Sam Allardyce said in a statement: 'I am determined to clear my name and have asked my lawyers to determine my next steps.
'Until I have had the opportunity of taking that advice it is difficult for me to say any more at this stage.'
He also stated: 'I am very angry at the lies told about me.
'The individuals who appeared in the programme making accusations against me have already confirmed in writing to my lawyers that they lied to the BBC.
'They lied in the hope of being able to make millions offered by the BBC undercover reporter to buy their sports agency businesses.
'Those individuals never thought their lies would be exposed in the way that they have been and have apologised to me.
'As a result of their greed my good name has been tarnished by deceit and innuendo.
'In addition, as a father of course it is painful to watch your son talk tall and exaggerate his influence for financial gain.'
Bond vowed to take legal action after the BBC said comments made by him during a secretly-recorded meeting constituted an admission he would consider receiving payments from a proposed new agency.
Bond, who joined the Magpies from Portsmouth in July, strenuously denies any wrongdoing and insists his remarks have been presented in a 'completely misleading manner'.
His solicitor Kevin Price stated: 'It was all smoke and mirrors. It seems that my client was only included because after one year of working on the programme the producers were struggling to fill the one-hour slot.'
Meanwhile, FA chief executive Brian Barwick has announced two overlapping investigations into the allegations.
All parties named by the programme for alleged wrongdoing will be investigated.

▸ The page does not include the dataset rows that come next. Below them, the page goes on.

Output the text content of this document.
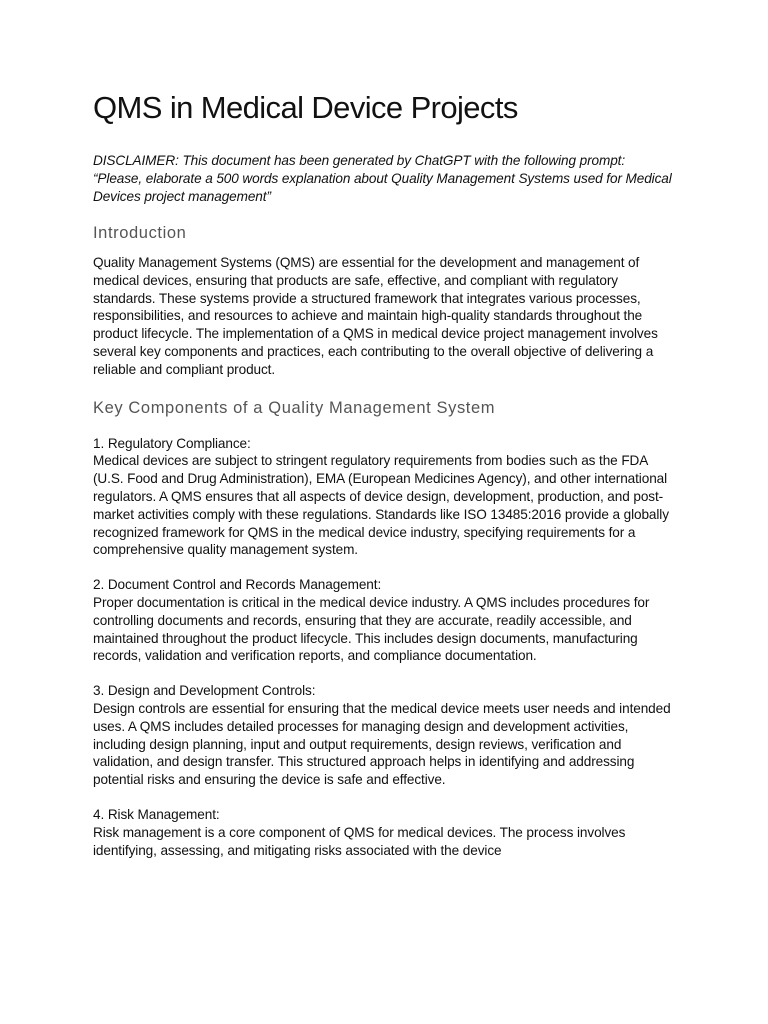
QMS in Medical Device Projects

DISCLAIMER: This document has been generated by ChatGPT with the following prompt: “Please, elaborate a 500 words explanation about Quality Management Systems used for Medical Devices project management”

Introduction

Quality Management Systems (QMS) are essential for the development and management of medical devices, ensuring that products are safe, effective, and compliant with regulatory standards. These systems provide a structured framework that integrates various processes, responsibilities, and resources to achieve and maintain high-quality standards throughout the product lifecycle. The implementation of a QMS in medical device project management involves several key components and practices, each contributing to the overall objective of delivering a reliable and compliant product.

Key Components of a Quality Management System

1. Regulatory Compliance:

Medical devices are subject to stringent regulatory requirements from bodies such as the FDA (U.S. Food and Drug Administration), EMA (European Medicines Agency), and other international regulators. A QMS ensures that all aspects of device design, development, production, and post-market activities comply with these regulations. Standards like ISO 13485:2016 provide a globally recognized framework for QMS in the medical device industry, specifying requirements for a comprehensive quality management system.

2. Document Control and Records Management:

Proper documentation is critical in the medical device industry. A QMS includes procedures for controlling documents and records, ensuring that they are accurate, readily accessible, and maintained throughout the product lifecycle. This includes design documents, manufacturing records, validation and verification reports, and compliance documentation.

3. Design and Development Controls:

Design controls are essential for ensuring that the medical device meets user needs and intended uses. A QMS includes detailed processes for managing design and development activities, including design planning, input and output requirements, design reviews, verification and validation, and design transfer. This structured approach helps in identifying and addressing potential risks and ensuring the device is safe and effective.

4. Risk Management:

Risk management is a core component of QMS for medical devices. The process involves identifying, assessing, and mitigating risks associated with the device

'Undercover: Football's Dirty Secrets' showed three agents claiming Allardyce and son Craig, until recently a football agent, were given illegal payments to facilitate player transfers.
Barwick said: 'These are serious allegations which have been made by Panorama and we are determined to investigate them fully. It is vital for the integrity of the game and for every football supporter that we do this.
'We will work in close co-operation with the Premier League. As with any investigation, we will ensure that our inquiries are exhaustive and thorough. If we find evidence of corruption, we will act on it. We recognise our responsibility.'
The FA alone will investigate the allegations about illegal payments made by the BBC against the Allardyces, Bond and agents Charles Collymore and Peter Harrison.
The joint FA/Premier League probe will cover allegations of illegal approaches involving Chelsea's director of youth football Frank Arnesen, Liverpool, Newcastle and Portsmouth manager Harry Redknapp.
Arnesen and a Liverpool official were filmed by Panorama trying to tempt England youth player Nathan Porritt to leave Middlesbrough, and Newcastle were also alleged to have done so.
The joint investigation will also look into the transfers of Hidetoshi Nakata, Tal Ben Haim and Ali Al-Habsi to Bolton, which fall within the timeframe of the inquiry being carried out by Lord Stevens for the Premier League.
The FA will talk to Bolton chairman Phil Gartside, an FA board member, about his appearance in the programme. Gartside was shown complaining in the press about an 'illegal approach' to then captain Jay-Jay Okocha when eight days earlier he had been negotiating to sell Okocha with agent Teni Yerima.
The FA will refer any evidence about French-licensed agent Yerima to FIFA and the French Football Federation.